ILASセミナー報告2017「京都のエコツーリズム-森での感動とは何か-」

森林育成学分野 准教授 伊勢 武史

1.本授業の趣旨
 京都の歴史的・文化的繁栄の基盤として,自然環境との共生と持続可能な利用の果たしてきた役割は大きい。京都をとり巻く森林は,木材・燃料・食料の供給源であるとともに,京都に生きる人々の文化的・精神的幸福にも貢献してきた。現在においても,新緑や紅葉など京都の自然の人気は非常に高い。今後の京都のビジョンを描くうえで,市街地や史跡の観光だけではなく,エコツーリズムなど京都をとり巻く自然と人々のかかわりについて具体的に構想することは欠かせない。この授業では,森林が現代人の精神的幸福に貢献するメカニズムを探る。従来の「自然保護ありき」で語られる環境保全ではなく,進化生物学や心理学などの客観的な視点から,人々が森を心地よく思い,愛し,敬う感情とは何か・その感情はいつどこで生じるかを考える。
2.授業の概要
 この授業の到達目標は,京都を取り巻く自然の価値について,特に文化的生態系サービスについての知識を得,また実際に観光客に人気の森林環境を体験することで,エコツーリズムが果たす役割とは何か,今後の社会にどのような貢献を果たすかを考えることである。実習では,仮説を立て,調査によって検証し,考察するというプロセスを体得する。その結果として,森で生じる感動とは何かを考え,人にとってそれがどのような意味を持つかを分析する経験を積む。特に今年度は,ポータブル脳波計を用いた実験を企画し,学生自身が森での感動を客観的・定量的にとらえることを目的とした。
3.授業内容
 吉田キャンパス北部構内の農学部総合館N283号室において,講義および実習の説明会を7月19日に実施した。その後,9月5日から9月7日の3日間,京都府北部に位置する京都大学芦生研究林でフィールド学習を実施した。フィールド学習は,前半は講義,後半は実習で構成された。講義では,まず京都の人々と自然のかかわりを歴史的コンテクストと現代の環境問題を通して学んだ。次に,来訪者が森に抱く感覚を知るため,芦生研究林の来訪者へのアンケート調査・聞き取り調査の結果について,また森林の美的価値について芸術家による芦生研究林の体験談と制作物から学んだ。人間の心理を形づくる要因を知るために進化生物学・進化心理学の基礎も学んだ。
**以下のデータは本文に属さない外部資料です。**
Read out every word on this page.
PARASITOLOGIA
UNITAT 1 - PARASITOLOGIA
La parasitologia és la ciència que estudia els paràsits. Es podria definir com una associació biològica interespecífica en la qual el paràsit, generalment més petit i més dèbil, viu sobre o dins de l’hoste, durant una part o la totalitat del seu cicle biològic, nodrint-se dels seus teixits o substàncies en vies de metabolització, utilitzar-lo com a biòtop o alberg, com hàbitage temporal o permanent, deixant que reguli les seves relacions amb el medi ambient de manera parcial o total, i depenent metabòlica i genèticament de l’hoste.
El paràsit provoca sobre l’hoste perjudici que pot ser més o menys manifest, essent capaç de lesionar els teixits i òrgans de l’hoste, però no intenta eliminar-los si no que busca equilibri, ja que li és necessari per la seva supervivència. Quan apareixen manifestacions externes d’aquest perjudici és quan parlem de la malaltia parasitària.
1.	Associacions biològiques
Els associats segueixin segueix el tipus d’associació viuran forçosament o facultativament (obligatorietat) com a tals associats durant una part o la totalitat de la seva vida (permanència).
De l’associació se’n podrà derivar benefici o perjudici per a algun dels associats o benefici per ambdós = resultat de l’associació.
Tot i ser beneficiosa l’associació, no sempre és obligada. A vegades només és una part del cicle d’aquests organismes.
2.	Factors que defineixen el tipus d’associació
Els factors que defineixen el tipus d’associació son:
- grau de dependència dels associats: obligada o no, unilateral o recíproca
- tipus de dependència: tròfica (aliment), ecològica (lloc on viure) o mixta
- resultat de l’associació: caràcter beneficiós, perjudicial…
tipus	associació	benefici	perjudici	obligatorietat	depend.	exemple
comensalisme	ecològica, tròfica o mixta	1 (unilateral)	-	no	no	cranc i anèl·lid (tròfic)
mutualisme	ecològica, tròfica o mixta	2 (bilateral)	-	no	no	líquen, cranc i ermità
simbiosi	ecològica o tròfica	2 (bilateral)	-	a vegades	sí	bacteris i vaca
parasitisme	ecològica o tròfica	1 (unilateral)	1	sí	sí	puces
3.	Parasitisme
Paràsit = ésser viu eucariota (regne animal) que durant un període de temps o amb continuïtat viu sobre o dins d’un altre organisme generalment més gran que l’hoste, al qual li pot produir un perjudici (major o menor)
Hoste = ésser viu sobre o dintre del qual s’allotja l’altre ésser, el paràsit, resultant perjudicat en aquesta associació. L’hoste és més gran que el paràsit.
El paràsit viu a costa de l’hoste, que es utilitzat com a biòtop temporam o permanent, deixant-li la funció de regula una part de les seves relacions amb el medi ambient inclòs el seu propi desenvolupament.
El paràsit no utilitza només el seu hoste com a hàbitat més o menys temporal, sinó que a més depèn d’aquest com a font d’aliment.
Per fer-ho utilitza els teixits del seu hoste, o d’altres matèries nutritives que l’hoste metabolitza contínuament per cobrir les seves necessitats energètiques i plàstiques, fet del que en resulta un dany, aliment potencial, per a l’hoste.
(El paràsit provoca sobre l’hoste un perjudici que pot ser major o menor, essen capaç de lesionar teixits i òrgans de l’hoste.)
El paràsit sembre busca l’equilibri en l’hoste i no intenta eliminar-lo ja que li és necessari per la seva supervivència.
 実習では,人間にとって自然の果たす目的は何かを,仮説を立て,調査によって検証し,考察するというプロセスを踏んだ。学生はグループごとに,来訪者にとって自然のもたらす精神的・文化的効果を明示的・定量的に調べ,森に対する気持ちについての普遍性や法則性を探った。指導教員はそれぞれの仮説の設定や研究手法,結果の解析を密接に指導した。特に今年度は,森林内で植物を観察する,渓流水に触れるなど,特定の行動がもたらす心理的効果の定量化を行った。